Taken one step further, Fowler hopes that this new era of trust will underpin improvements in diversity and inclusion – he cites the example of a parent or a carer who might have once foregone taking a job, as the traditional working day, with a commute, wouldn’t work for them – which in turn can better the employee value proposition. In this way, much as purpose and D&I efforts have become in recent years, Fowler hopes trust, underpinning other crucial areas, becomes a key talent attractor. “It should become a hallmark of employer brand and it should echo through existing employees and prospects for attracting new talent into the organisation and it will echo through to customers,” he adds.

Yet Fowler is aware that not all industries have been impacted the same by coronavirus – Fujitsu has been lucky, he explains, in not having to furlough staff and bonuses have been paid this year – but understands that even if difficult decisions are having to be made, the manner in which they undertake these actions will ripple through to how the employer is viewed. This can impact employer brand and trust which in turn impacts everything which forward-thinking HR departments now believe underpin good business outcomes: diversity, engagement, the employee experience, the list goes on. Now, as Fowler sees it, even difficult decisions, must be made with transparency and in dialogue with the employee body so further down the line organisations are primed for better times.
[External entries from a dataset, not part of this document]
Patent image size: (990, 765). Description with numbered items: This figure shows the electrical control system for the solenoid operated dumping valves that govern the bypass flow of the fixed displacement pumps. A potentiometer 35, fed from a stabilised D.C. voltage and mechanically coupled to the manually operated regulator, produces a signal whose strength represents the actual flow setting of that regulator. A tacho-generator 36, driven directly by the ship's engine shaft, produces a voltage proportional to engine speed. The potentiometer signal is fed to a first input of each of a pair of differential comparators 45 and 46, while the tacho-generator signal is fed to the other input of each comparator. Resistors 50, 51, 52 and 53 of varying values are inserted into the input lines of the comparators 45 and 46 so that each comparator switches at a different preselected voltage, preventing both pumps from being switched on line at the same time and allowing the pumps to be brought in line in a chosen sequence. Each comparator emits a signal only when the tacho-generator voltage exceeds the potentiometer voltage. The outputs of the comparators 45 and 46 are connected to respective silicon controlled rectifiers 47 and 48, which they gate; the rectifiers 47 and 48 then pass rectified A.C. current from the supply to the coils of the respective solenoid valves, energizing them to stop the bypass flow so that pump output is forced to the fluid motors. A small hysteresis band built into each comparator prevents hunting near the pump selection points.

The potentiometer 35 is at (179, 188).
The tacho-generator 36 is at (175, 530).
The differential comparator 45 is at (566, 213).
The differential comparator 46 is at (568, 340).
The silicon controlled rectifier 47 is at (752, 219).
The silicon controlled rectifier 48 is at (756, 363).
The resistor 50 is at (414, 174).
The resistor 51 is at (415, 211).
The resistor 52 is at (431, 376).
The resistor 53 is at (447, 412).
There’s been a huge increase in the level of trust

Which, without being too cute, is roughly where Fowler seems to see HR’s future role: ensuring that any changes that have occurred this year, likely enforced by coronavirus, are now structured by the people function and, if they're good, stick around in order to drive good business and people outcomes right. “Get the flexibility right, get the policies right and take the modern approach,” he explains, citing 2020 as a launchpad for this. And though there is likely lot to do to successfully align itself with the business and keep the standing that many this year are saying HR has earned - when is there not? – to cite Fowler’s earlier comments, the opportunity is huge. As the HR chief said: “It’s up to HR on where HR can go.”